Cagtay Fabry edited this page Nov 17, 2020 · 1 revision

Time Data

Why is time special?

An important property of time that distinguishes it from most other dimensions we use is that it is constantly growing. In consequence, we usually expect time dependent data to be ordered. In addition, time has a unique unit system with varying conversion factors: Seconds, Hours, Days, Years, etc. While other dimensions also have unit systems with varying conversion factors that are not powers of 10 (1 mile = 1760 yards, 1 yard = 3 feet), it is not so common to mix them when specifying a quantity, especially when using SI units. Instead of writing q = 5km + 169m + 33mm one would usually express it using a single unit, for example: q = 5,169033km. On the other hand, we often specify a certain point in time in form of a timestamp like 2016-12-06 17:36:48 instead of using a fractional number of years.

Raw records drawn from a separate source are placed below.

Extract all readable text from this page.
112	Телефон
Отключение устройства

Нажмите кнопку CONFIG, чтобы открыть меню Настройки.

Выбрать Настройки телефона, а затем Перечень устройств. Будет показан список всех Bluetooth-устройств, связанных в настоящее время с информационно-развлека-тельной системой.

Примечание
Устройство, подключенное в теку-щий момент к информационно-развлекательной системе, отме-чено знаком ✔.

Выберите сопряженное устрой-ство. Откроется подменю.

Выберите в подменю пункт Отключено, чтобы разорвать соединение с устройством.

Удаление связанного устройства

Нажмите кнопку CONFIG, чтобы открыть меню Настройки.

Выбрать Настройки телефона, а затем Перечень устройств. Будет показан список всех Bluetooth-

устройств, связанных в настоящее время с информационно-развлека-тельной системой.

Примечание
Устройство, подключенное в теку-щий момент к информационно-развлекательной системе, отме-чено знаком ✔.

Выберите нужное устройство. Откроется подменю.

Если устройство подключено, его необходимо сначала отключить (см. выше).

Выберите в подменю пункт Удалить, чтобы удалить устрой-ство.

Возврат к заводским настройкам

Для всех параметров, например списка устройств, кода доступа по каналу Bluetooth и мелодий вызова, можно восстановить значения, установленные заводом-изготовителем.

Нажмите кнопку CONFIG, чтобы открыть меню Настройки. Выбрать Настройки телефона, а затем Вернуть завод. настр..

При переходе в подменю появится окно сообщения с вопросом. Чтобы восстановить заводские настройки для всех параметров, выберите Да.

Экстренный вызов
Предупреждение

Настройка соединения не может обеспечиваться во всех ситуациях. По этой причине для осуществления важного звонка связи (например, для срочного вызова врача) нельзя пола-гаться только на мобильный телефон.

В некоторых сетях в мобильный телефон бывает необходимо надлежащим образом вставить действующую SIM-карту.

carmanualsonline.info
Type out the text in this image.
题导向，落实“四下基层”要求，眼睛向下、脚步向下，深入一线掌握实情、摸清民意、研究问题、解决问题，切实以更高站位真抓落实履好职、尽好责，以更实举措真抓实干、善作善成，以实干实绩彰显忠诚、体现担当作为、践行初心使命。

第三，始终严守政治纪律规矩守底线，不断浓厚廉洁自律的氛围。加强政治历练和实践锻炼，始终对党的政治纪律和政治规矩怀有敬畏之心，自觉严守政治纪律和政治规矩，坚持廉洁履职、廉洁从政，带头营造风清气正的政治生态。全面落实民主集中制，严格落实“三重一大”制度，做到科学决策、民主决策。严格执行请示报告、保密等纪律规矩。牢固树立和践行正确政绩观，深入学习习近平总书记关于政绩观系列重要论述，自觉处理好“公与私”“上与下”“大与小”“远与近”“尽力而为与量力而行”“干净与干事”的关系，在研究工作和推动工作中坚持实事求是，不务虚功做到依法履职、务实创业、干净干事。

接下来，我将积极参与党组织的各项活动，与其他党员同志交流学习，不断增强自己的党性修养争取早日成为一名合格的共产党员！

There is certainly a lot more to write about what makes time special, but the details are not really relevant for this document.

Design principles

Supported data types

The weldx package interfaces support pandas.TimedeltaIndex, pandas.DatetimeIndex, pandas.Timestamp and pint.Quantity as time data types. To keep things as simple as possible we are not planning on extending this list in the near future. It is up to the user to take care of other types by casting them to one of the supported data types.

Which type should be used internally?

The preferred data type for internal usage is pandas.TimedeltaIndex. In combination with a pandas.Timestamp as reference time it can store the same information as a pandas.DatetimeIndex but it can also be used without a reference time. This makes it more flexible to use than the pandas.DatetimeIndex that has a "baked in" reference time that must always be specified. Often we are only interested in the temporal relations towards a specific event (like the start of an experiment) and not when exactly this event occurred. In this case the combination of pandas.TimedeltaIndex and the optional pandas.Timestamp enables us to omit irrelevant data.

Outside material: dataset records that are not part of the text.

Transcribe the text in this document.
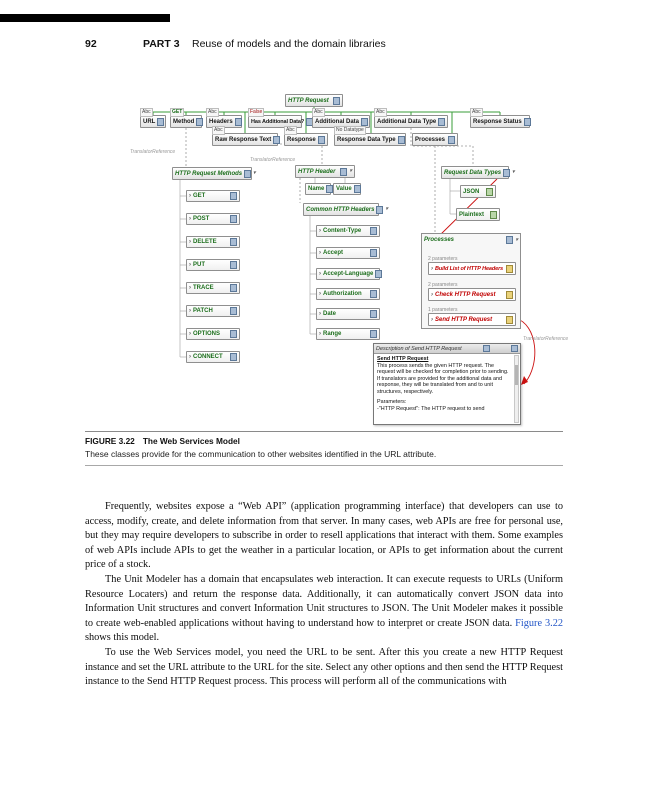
92	PART 3 Reuse of models and the domain libraries
HTTP Request
Abc	GET	Abc	False	Abc	Abc	Abc
URL	Method Headers	Has Additional Data? Additional Data	Additional Data Type	Response Status
Abc	Abc	No Datatype
Raw Response Text	Response	Response Data Type	Processes
TranslatorReference
TranslatorReference
TranslatorReference
HTTP Request Methods ▾
› GET
› POST
› DELETE
› PUT
› TRACE
› PATCH
› OPTIONS
› CONNECT
HTTP Header	▾
Name Value
Common HTTP Headers ▾
› Content-Type
› Accept
› Accept-Language
› Authorization
› Date
› Range
Request Data Types ▾
JSON
Plaintext
Processes	▾
2 parameters
› Build List of HTTP Headers
2 parameters
› Check HTTP Request
1 parameters
› Send HTTP Request
Description of Send HTTP Request
Send HTTP Request
This process sends the given HTTP request. The request will be checked for completion prior to sending. If translators are provided for the additional data and response, they will be translated from and to unit structures, respectively.
Parameters:
-"HTTP Request": The HTTP request to send
FIGURE 3.22 The Web Services Model
These classes provide for the communication to other websites identified in the URL attribute.

Frequently, websites expose a “Web API” (application programming interface) that developers can use to access, modify, create, and delete information from that server. In many cases, web APIs are free for personal use, but they may require developers to subscribe in order to resell applications that interact with them. Some examples of web APIs include APIs to get the weather in a particular location, or APIs to get information about the current price of a stock.

The Unit Modeler has a domain that encapsulates web interaction. It can execute requests to URLs (Uniform Resource Locaters) and return the response data. Additionally, it can automatically convert JSON data into Information Unit structures and convert Information Unit structures to JSON. The Unit Modeler makes it possible to create web-enabled applications without having to understand how to interpret or create JSON data. Figure 3.22 shows this model.

To use the Web Services model, you need the URL to be sent. After this you create a new HTTP Request instance and set the URL attribute to the URL for the site. Select any other options and then send the HTTP Request instance to the Send HTTP Request process. This process will perform all of the communications with
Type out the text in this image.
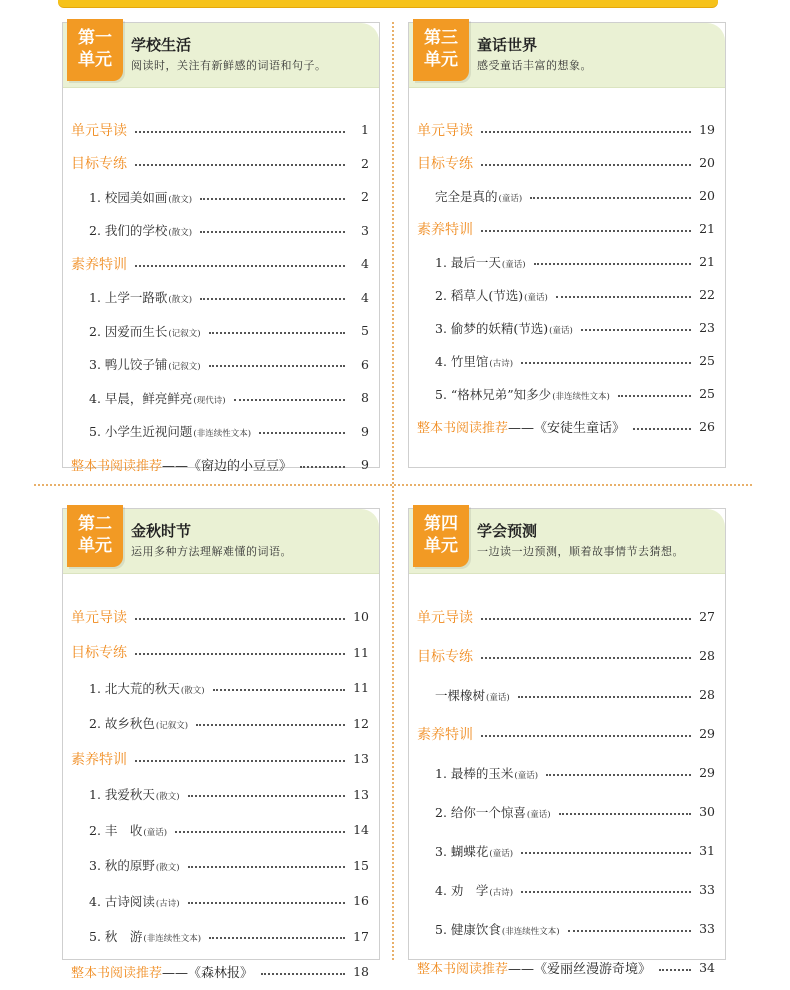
第一
单元
学校生活
阅读时，关注有新鲜感的词语和句子。
单元导读	1
目标专练	2
1. 校园美如画(散文)	2
2. 我们的学校(散文)	3
素养特训	4
1. 上学一路歌(散文)	4
2. 因爱而生长(记叙文)	5
3. 鸭儿饺子铺(记叙文)	6
4. 早晨，鲜亮鲜亮(现代诗)	8
5. 小学生近视问题(非连续性文本)	9
整本书阅读推荐——《窗边的小豆豆》	9
第三
单元
童话世界
感受童话丰富的想象。
单元导读	19
目标专练	20
完全是真的(童话)	20
素养特训	21
1. 最后一天(童话)	21
2. 稻草人(节选)(童话)	22
3. 偷梦的妖精(节选)(童话)	23
4. 竹里馆(古诗)	25
5. “格林兄弟”知多少(非连续性文本)	25
整本书阅读推荐——《安徒生童话》	26
第二
单元
金秋时节
运用多种方法理解难懂的词语。
单元导读	10
目标专练	11
1. 北大荒的秋天(散文)	11
2. 故乡秋色(记叙文)	12
素养特训	13
1. 我爱秋天(散文)	13
2. 丰　收(童话)	14
3. 秋的原野(散文)	15
4. 古诗阅读(古诗)	16
5. 秋　游(非连续性文本)	17
整本书阅读推荐——《森林报》	18
第四
单元
学会预测
一边读一边预测，顺着故事情节去猜想。
单元导读	27
目标专练	28
一棵橡树(童话)	28
素养特训	29
1. 最棒的玉米(童话)	29
2. 给你一个惊喜(童话)	30
3. 蝴蝶花(童话)	31
4. 劝　学(古诗)	33
5. 健康饮食(非连续性文本)	33
整本书阅读推荐——《爱丽丝漫游奇境》	34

Even though a pint.Quantity stores the same information as a pandas.TimedeltaIndex, it doesn't enforce a temporal order. Therefore pandas.TimedeltaIndex is better suited as internal data format.

Apart from the officially supported data types, NumPy time data types are used internally for some specific tasks like serialization. The main reason for this is that the pandas types are based on them.

How should time be handled in public interfaces?

Each function that accepts time as parameter should be able to deal with the supported data types that were previously specified. This usually means that the corresponding function actually needs two parameters, time and reference_time. The reference time is optional when using pandas.TimedeltaIndex or a pint.Quantity as time and is ignored if time is a pandas.DatetimeIndex.

TODO: discuss return type

The favored return type of public functions and class properties is a pint.Quantity since it is the most important data type for the user. Ideally, he is never required to deal with any other type.

Common operations and their solutions

This section covers some frequently required operations that already have a default solution that should be utilized.

Type casting

An obvious task that often occurs is casting between the different time data types. There are already two functions implemented that can be found in the weldx.utility package.

The first one is to_pandas_time_index. Depending on the input variable type, it either returns an pandas.DatetimeIndex or a pandas.TimedeltaIndex. It accepts all of the supported data types as arguments but some others like the NumPy time data types are also accepted. Check the API documentation for further information. The second function is called pandas_time_delta_to_quantity and casts, as the name suggests, a pandas.TimedeltaIndex into a pint.Quantity.

In case you want to split a pandas.DatetimeIndex into a time delta and a reference time, you can simply subtract the pandas.Timestamp of your choice from the pandas.DatetimeIndex to get a corresponding pandas.TimedeltaIndex.